I have a Colnago Altain (Brain tubing) and my brother has a Colnago Spiral Conic (SLX) Both bikes are the same size, weight, and similarly equipped. These two bikes are about as identical as can be. I've ridden both framesets extensively on the same routes. Regarding climbing, descending, and long distance characteristics-- I cannot perceive any difference between the two materials.


----------



## rufus (Feb 3, 2004)

Nessism said:


> A Brain frame will be stiffer than SL/SLX because the tubes are larger in diameter and the thickness is only slighter thinner.

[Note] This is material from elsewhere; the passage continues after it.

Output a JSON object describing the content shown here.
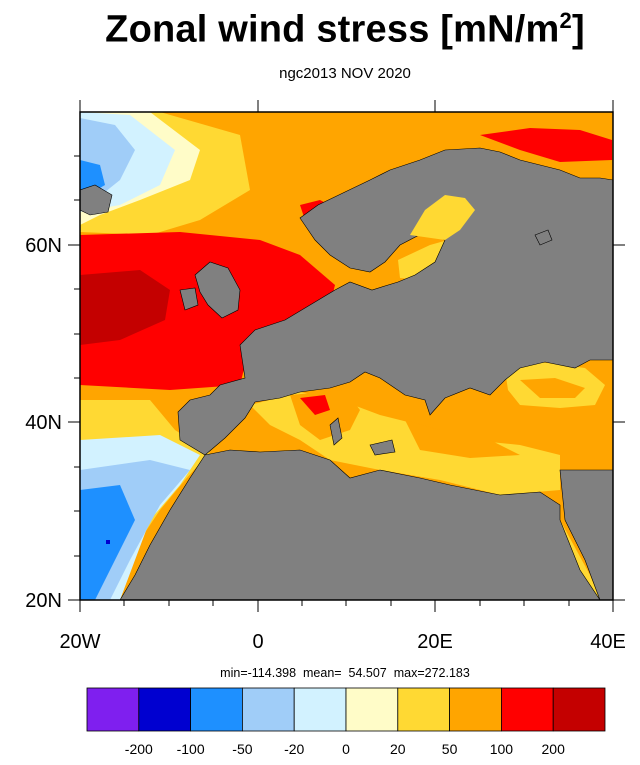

Whether stiffer is better is another matter.


if it's Brain OS, possibly. but Brain came in regular tube dimensions also.


----------



## DaveG (Feb 4, 2004)

*steel*



jeebus said:


> I was looking at bike with Columbus Brain tubing. How does it compare to SL, SLX tubing in terms of weight, diameter, quality, etc?
> 
> Thanks!


The inherent stiffness of steel is the same whether its Brain, Genius or Foco. That assumes tubes of the same thickness and diameter. However, with steels of higher strength, you can use thinner walls. To componsate for loss of stiffness, these tubes are often larger in diameter. You can make an equally stiff frame from any steel but weight will be higher in the lower grades. I have three steel bikes. One with Brain (megatube shaped downtube), one with Zona (Torelli) also with a Megatube, and one with Genius (traditional round tubes). The Brain-tubed frame is the most compliant. It's also my favorite for long rides due to the comfort factor.


----------



## AlexCad5 (Jan 2, 2005)

Or you could buy a bike with modern tubing??? Just a thought.


----------